Mr Carney wouldn't reveal who the other interested companies were, saying only that there was "a range".

"Companies in the same space as us, much larger organisations that are looking to acquire. It's happening every day of the week, there's more news about who's making an offer for who and so on.

"The kind of business that we are, and the niche that we're in, it was quite attractive because it could be bolted on immediately to any organisation. There's a range of products already there, it's a profitable business, it's cash-flow positive and so on."

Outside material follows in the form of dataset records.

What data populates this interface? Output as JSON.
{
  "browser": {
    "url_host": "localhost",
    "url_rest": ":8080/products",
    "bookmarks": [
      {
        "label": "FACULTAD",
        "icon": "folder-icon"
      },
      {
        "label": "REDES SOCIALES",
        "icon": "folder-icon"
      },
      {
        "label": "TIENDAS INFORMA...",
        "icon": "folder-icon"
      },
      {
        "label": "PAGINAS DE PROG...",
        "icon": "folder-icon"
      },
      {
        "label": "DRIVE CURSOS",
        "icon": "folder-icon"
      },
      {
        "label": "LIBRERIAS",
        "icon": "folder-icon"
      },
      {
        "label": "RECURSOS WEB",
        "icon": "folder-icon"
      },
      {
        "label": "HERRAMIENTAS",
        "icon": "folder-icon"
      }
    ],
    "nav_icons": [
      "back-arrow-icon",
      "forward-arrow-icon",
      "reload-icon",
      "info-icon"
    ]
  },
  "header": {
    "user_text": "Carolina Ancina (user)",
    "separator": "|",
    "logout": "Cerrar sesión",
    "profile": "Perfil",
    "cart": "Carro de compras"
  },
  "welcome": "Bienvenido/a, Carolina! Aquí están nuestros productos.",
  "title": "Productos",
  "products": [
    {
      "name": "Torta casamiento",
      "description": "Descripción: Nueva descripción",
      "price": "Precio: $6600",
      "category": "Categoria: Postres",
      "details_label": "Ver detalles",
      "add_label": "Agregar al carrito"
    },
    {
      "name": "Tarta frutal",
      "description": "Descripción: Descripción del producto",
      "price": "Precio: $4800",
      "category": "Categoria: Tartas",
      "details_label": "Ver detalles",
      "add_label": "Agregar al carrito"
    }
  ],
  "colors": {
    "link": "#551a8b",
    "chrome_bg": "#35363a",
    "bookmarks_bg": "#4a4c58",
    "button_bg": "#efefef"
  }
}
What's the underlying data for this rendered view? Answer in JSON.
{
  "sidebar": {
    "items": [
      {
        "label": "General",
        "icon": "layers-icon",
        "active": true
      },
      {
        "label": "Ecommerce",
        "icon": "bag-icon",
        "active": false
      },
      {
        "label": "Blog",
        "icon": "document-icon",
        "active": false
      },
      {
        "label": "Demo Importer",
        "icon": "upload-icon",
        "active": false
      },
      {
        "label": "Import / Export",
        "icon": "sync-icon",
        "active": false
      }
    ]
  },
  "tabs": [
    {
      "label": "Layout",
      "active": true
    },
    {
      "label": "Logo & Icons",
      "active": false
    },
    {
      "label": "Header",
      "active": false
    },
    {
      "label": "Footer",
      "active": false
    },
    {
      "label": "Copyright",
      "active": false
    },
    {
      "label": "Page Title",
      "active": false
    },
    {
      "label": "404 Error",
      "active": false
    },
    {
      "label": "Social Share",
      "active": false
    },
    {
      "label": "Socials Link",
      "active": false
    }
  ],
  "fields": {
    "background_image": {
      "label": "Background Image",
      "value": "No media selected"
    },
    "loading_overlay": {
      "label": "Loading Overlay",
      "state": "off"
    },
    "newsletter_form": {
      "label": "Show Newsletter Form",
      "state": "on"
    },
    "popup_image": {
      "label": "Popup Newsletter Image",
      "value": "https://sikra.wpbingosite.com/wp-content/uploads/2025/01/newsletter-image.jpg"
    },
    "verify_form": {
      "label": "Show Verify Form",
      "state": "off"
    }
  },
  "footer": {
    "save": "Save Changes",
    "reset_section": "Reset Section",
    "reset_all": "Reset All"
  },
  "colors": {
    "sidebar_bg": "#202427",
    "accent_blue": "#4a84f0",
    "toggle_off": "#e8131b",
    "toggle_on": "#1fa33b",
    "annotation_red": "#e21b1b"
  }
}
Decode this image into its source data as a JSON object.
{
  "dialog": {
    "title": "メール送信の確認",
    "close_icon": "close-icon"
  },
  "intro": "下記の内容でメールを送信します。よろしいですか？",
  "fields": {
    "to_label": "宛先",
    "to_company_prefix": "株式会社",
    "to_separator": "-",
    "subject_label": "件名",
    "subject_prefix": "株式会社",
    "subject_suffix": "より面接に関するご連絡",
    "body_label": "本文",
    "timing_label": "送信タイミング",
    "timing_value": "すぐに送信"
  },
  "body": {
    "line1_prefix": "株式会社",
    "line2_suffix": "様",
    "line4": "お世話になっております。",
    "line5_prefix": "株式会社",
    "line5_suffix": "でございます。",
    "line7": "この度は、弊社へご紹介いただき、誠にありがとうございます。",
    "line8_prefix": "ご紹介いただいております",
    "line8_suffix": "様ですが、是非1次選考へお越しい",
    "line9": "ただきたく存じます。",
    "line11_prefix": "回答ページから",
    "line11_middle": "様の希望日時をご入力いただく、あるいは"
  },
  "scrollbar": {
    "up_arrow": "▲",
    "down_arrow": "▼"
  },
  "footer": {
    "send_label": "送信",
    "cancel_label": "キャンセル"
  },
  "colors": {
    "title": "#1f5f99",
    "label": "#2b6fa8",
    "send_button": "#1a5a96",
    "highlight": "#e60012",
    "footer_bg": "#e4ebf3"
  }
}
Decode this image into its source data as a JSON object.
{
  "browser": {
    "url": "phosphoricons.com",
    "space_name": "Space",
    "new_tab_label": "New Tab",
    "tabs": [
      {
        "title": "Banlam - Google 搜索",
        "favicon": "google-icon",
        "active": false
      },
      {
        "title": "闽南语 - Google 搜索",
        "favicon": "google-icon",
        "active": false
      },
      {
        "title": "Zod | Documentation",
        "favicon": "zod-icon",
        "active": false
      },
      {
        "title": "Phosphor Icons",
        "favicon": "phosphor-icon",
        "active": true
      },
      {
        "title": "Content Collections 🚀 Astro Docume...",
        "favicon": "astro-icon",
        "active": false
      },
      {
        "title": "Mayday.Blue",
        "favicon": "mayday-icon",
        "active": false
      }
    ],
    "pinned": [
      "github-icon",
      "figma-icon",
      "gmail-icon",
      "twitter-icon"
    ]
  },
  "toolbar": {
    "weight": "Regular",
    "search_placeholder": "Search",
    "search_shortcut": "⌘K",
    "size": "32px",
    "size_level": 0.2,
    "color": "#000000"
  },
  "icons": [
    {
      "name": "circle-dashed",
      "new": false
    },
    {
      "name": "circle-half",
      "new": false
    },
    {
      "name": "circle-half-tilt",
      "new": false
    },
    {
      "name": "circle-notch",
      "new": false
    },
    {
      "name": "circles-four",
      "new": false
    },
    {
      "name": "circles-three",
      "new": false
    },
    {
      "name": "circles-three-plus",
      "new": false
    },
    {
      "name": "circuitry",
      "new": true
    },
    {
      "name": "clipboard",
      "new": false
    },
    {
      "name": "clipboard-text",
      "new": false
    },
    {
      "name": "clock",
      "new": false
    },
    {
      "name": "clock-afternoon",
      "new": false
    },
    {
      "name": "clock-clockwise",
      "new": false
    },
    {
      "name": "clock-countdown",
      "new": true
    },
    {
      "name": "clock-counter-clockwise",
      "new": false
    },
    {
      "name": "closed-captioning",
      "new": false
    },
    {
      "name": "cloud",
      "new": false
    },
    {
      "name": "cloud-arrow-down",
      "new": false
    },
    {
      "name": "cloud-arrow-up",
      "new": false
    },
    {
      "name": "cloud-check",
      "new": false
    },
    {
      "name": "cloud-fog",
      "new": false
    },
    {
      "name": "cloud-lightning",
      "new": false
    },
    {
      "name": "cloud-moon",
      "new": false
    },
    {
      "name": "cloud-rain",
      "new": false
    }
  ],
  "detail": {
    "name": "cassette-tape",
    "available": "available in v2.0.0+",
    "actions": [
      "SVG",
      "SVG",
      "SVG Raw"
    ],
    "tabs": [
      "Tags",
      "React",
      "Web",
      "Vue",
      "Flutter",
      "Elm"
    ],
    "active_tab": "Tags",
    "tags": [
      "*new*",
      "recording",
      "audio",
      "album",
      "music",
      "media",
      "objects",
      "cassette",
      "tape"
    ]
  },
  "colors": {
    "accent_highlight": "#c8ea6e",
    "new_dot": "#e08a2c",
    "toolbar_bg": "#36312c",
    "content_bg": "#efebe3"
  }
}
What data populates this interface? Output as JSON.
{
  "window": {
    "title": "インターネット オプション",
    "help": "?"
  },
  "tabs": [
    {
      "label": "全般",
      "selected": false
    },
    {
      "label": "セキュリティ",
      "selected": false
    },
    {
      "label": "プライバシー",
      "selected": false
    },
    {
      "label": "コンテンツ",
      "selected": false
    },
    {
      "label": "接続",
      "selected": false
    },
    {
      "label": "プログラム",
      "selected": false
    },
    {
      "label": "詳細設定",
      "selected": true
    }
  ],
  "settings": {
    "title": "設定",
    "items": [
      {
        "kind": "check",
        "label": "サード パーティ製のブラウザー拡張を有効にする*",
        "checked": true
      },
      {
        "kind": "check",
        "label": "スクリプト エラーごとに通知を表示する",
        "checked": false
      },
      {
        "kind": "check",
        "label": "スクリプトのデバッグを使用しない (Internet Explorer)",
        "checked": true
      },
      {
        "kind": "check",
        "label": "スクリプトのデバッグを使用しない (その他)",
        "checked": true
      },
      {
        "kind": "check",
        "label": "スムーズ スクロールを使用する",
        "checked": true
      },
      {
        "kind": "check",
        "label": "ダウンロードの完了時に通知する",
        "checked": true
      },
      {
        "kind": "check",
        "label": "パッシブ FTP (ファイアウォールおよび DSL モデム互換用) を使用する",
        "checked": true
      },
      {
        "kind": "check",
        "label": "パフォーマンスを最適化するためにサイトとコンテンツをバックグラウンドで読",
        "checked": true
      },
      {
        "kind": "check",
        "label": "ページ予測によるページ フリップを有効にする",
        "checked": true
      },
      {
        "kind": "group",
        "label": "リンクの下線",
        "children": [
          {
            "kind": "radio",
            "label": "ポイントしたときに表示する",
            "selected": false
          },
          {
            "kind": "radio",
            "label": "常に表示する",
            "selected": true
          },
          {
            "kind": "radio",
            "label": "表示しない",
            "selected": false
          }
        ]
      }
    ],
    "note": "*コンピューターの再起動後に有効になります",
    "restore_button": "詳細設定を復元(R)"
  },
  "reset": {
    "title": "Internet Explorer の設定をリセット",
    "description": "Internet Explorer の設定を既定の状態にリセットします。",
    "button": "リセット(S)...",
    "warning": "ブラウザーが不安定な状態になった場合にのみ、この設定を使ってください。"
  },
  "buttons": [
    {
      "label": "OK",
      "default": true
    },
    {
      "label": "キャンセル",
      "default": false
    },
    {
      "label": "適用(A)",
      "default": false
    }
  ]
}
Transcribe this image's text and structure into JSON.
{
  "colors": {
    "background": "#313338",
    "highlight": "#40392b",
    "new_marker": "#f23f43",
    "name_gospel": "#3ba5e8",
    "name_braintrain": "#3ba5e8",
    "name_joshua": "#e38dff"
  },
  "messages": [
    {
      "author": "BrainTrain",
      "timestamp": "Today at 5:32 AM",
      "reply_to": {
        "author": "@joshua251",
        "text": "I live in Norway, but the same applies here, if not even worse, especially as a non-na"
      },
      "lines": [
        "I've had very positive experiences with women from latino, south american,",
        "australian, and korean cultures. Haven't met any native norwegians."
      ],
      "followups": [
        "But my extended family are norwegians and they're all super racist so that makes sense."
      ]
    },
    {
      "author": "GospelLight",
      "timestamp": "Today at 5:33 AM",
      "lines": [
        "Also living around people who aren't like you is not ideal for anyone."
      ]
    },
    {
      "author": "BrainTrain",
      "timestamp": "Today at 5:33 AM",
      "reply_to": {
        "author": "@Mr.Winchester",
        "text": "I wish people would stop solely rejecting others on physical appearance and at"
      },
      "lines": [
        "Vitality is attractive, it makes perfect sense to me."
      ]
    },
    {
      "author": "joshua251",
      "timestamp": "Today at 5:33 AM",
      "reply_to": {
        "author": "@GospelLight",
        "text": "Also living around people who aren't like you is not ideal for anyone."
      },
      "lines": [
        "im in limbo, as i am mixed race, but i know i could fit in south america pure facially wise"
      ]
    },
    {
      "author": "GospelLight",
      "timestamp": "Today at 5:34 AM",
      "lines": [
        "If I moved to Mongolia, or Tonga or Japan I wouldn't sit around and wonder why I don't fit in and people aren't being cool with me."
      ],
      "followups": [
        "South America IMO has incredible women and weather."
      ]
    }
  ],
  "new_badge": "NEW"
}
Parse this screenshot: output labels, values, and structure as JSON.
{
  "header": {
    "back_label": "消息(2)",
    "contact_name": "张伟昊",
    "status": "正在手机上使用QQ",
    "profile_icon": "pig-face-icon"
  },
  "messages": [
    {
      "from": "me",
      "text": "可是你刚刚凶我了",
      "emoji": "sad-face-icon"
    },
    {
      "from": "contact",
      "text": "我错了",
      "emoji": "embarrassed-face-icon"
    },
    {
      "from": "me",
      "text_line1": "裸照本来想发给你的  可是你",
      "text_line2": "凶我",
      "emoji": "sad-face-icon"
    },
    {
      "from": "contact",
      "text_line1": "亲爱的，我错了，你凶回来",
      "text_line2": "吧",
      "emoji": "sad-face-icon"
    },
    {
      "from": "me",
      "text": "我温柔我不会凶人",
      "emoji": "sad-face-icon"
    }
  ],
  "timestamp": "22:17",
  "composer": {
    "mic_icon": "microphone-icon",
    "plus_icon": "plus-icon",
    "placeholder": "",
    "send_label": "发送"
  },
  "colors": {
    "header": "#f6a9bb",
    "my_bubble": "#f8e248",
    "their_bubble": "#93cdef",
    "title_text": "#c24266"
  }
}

Carney and Brennan previously worked for an American plc called Ivax, which was built by the founders of Opko. Carney said the "added attraction" of the Opko deal was that they had known the bigwigs at Opko for a long time. Ironically, the idea to start a company of their own came when the two men were sent to do an MBA by Ivax.

"We wouldn't be the poster boys for multinationals to send their staff on MBA programmes, because they could actually just up and leave and start their own company," Carney quips.

"If they do to Opko what they did previously with Ivax there's a very positive future there for the company."

Three years ago, Saudi Pharmaceuticals Industries and Medical Appliances Corporation, one of the biggest pharmaceuticals companies in the Middle East, bought a 48pc stake in EirGen for €19m.

They'll have trousered €58m this week.